Oracle Corporation (NYSE: ORCL) saw its stock rise 2.2% in after-hours trading on Monday, despite missing Wall Street expectations in its fiscal Q3 results.
For the quarter ending Feb. 28, Oracle reported adjusted earnings per share (EPS) of $1.47 on revenue of $14.13 billion, falling short of analyst estimates of $1.49 EPS and $14.39 billion in revenue. However, the tech giant’s strong order book fueled investor optimism.
CEO Safra Catz highlighted that Oracle’s $130 billion sales backlog is expected to drive a 15% revenue increase in fiscal 2026. She also noted the company’s growing remaining performance obligations (RPO), which surged 62% to $130 billion. Additionally, Oracle anticipates significant expansion in its AI training and inferencing businesses, particularly with its upcoming Stargate contract.
Chairman and CTO Larry Ellison emphasized record customer demand, stating that Oracle remains on track to double its data center capacity this year.
In a move to boost shareholder value, Oracle increased its quarterly dividend by 25% to $0.50 per share, or $2.00 annually, up from $1.60.
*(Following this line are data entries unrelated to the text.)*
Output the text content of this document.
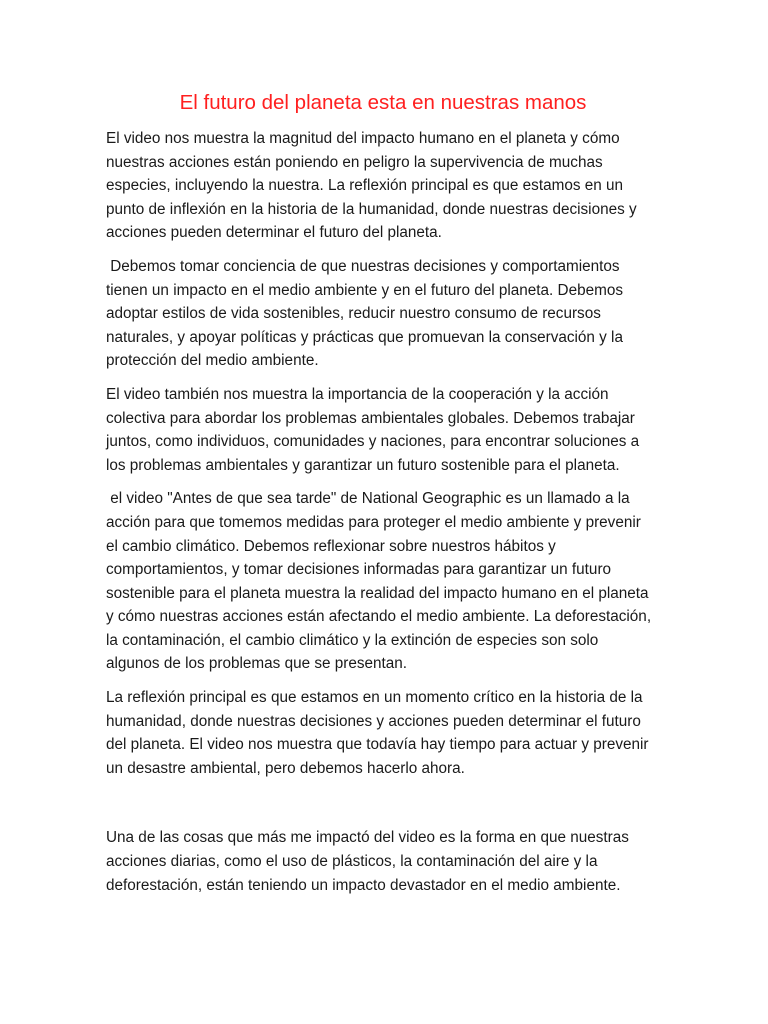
El futuro del planeta esta en nuestras manos

El video nos muestra la magnitud del impacto humano en el planeta y cómo nuestras acciones están poniendo en peligro la supervivencia de muchas especies, incluyendo la nuestra. La reflexión principal es que estamos en un punto de inflexión en la historia de la humanidad, donde nuestras decisiones y acciones pueden determinar el futuro del planeta.

Debemos tomar conciencia de que nuestras decisiones y comportamientos tienen un impacto en el medio ambiente y en el futuro del planeta. Debemos adoptar estilos de vida sostenibles, reducir nuestro consumo de recursos naturales, y apoyar políticas y prácticas que promuevan la conservación y la protección del medio ambiente.

El video también nos muestra la importancia de la cooperación y la acción colectiva para abordar los problemas ambientales globales. Debemos trabajar juntos, como individuos, comunidades y naciones, para encontrar soluciones a los problemas ambientales y garantizar un futuro sostenible para el planeta.

el video "Antes de que sea tarde" de National Geographic es un llamado a la acción para que tomemos medidas para proteger el medio ambiente y prevenir el cambio climático. Debemos reflexionar sobre nuestros hábitos y comportamientos, y tomar decisiones informadas para garantizar un futuro sostenible para el planeta muestra la realidad del impacto humano en el planeta y cómo nuestras acciones están afectando el medio ambiente. La deforestación, la contaminación, el cambio climático y la extinción de especies son solo algunos de los problemas que se presentan.

La reflexión principal es que estamos en un momento crítico en la historia de la humanidad, donde nuestras decisiones y acciones pueden determinar el futuro del planeta. El video nos muestra que todavía hay tiempo para actuar y prevenir un desastre ambiental, pero debemos hacerlo ahora.

Una de las cosas que más me impactó del video es la forma en que nuestras acciones diarias, como el uso de plásticos, la contaminación del aire y la deforestación, están teniendo un impacto devastador en el medio ambiente.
Analysts offered mixed reactions. Jefferies' Brent Thill described the results as “mixed,” noting that while backlog and capital expenditures exceeded expectations, IaaS and SaaS growth fell slightly below forecasts. Evercore ISI’s Kirk Materne pointed out the revenue and EPS miss but highlighted the “massive jump” in RPO, which doesn’t yet factor in the anticipated Stargate deal.
Despite the earnings shortfall, Oracle’s strong backlog and AI-driven growth plans suggest promising long-term potential, keeping investors engaged.